Even though the team has been clear that Logseq DB is still an alpha product and have discouraged people from trying to use it for anything important, as the app gets better and better more and more people are naturally going to try to use it. I expect that to increase even more after the desktop version is released. So, to forestall any problems, I wanted to make people aware of some of the issues you will encounter if you try to import your existing graph into Logseq DB:
Missing Import features
First, we can start with the internal TODO list for improving import from the Logseq team.
- Import assets as #Asset and pdf annotations as pdf Annotation
- Import org mode files
- Import text files e.g. *.txt or *.edn
- Import advanced command blocks that begin with #+BEGIN
- Query macros and related query filters that have changed
- Page and block embeds
To that I would add the following:
- Preserve repeat settings on scheduled and deadline
- The ability to maintain separate NOW/LATER and TODO/DOING workflows.

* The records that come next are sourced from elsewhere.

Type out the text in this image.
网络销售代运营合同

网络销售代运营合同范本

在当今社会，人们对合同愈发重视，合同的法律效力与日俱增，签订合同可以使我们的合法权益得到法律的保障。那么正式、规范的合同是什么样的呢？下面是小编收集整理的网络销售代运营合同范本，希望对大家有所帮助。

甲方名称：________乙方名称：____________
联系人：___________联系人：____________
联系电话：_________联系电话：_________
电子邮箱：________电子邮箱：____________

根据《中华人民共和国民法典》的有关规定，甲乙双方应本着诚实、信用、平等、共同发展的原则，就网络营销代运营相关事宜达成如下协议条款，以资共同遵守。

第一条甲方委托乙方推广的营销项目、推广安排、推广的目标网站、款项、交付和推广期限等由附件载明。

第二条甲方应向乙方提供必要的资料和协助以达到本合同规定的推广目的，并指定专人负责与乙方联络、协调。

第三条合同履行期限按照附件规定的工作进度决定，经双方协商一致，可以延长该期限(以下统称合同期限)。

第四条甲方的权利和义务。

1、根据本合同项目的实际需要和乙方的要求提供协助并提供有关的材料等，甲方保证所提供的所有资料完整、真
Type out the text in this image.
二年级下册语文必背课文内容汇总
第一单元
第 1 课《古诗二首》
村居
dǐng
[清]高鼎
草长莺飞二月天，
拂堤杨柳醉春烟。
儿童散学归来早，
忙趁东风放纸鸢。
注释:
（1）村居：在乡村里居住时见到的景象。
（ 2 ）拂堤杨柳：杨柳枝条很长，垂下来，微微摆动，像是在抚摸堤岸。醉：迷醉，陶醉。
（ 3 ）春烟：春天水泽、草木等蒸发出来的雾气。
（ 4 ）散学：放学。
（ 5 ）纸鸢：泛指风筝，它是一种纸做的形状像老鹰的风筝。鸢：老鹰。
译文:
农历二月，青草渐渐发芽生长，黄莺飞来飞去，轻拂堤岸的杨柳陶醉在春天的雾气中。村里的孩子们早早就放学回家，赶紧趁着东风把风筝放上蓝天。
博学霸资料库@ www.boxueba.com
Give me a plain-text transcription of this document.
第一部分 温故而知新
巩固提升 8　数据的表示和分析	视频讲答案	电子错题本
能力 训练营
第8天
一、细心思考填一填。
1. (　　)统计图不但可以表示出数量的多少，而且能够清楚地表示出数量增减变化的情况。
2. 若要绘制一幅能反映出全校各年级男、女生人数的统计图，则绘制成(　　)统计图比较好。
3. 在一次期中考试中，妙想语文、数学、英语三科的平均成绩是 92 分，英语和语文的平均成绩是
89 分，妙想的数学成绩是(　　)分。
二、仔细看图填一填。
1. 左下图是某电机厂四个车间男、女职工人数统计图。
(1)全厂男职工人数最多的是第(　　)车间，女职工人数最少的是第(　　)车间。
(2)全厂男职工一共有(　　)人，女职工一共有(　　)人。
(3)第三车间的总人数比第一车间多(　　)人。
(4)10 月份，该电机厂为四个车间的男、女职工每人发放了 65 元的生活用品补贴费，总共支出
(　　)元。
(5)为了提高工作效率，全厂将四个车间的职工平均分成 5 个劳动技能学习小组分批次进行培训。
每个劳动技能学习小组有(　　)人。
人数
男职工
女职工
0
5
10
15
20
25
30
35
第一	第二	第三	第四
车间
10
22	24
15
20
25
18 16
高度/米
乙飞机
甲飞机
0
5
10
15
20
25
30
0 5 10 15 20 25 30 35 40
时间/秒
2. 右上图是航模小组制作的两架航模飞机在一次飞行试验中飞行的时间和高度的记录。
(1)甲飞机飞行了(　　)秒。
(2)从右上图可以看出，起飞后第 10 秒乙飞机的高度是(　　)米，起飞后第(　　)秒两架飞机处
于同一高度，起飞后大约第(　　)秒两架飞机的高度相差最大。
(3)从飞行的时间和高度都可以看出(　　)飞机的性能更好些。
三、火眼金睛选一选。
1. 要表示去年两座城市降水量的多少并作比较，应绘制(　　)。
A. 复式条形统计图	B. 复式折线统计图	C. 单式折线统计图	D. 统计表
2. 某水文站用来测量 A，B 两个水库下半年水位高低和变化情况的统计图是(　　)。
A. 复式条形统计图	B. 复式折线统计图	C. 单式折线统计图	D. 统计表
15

I’m pretty sure the’ll fix repeat scheduling on import, but I’m not clear if they have any plan to let people keep custom workflows. If, like me, you have a custom workflow you want to keep, you may need to do some batch find/replace operations on your MD files before import. (Here is how I did that.)
But on top of all of that, what I think will confuse most people is the change in how #tags are handled.
NewTags vs. Pages
Right now, in Logseq MD, #tags are treated exactly the same as [[pages]]: both are links to pages, just with different formatting.
In Logseq DB, #tags are something entirely new. So new that I will call them #newtags here to make the difference clear. On import you can choose to convert all #tags to #newtags, or convert them to [[pages]], or you can specify only some tags to be converted to #newtags. Which you choose may depend on your existing workflow.
But how can people decide if they don’t understand what #newtags do? Basically a #newtag is a way of creating a database collection with a set of custom properties for each item. They are like “supertags” in Tana, who have an excellent description here:
If you want to test it out, try this: create a tag #contact by opening up the command pallet and typing that. Then go to that page and add some properties, like age, job, telephone number, address, etc. Then go to the journal and create a new node with someone’s name and type #contact. You will see those properties pop up. Fill in some test data. Do it again for another contact, then go back to the #contact page and see the table that is created.
Or you can open up Logseq DB and import this sample graph I made to see how it works.
My advice is to use #newtags sparingly rather than importing all your #tags as #newtags. They work best when creating a collection of related data: contacts, books, etc. where you want to create a table full of pre-filled properties for each item. Otherwise stick to [[pages]].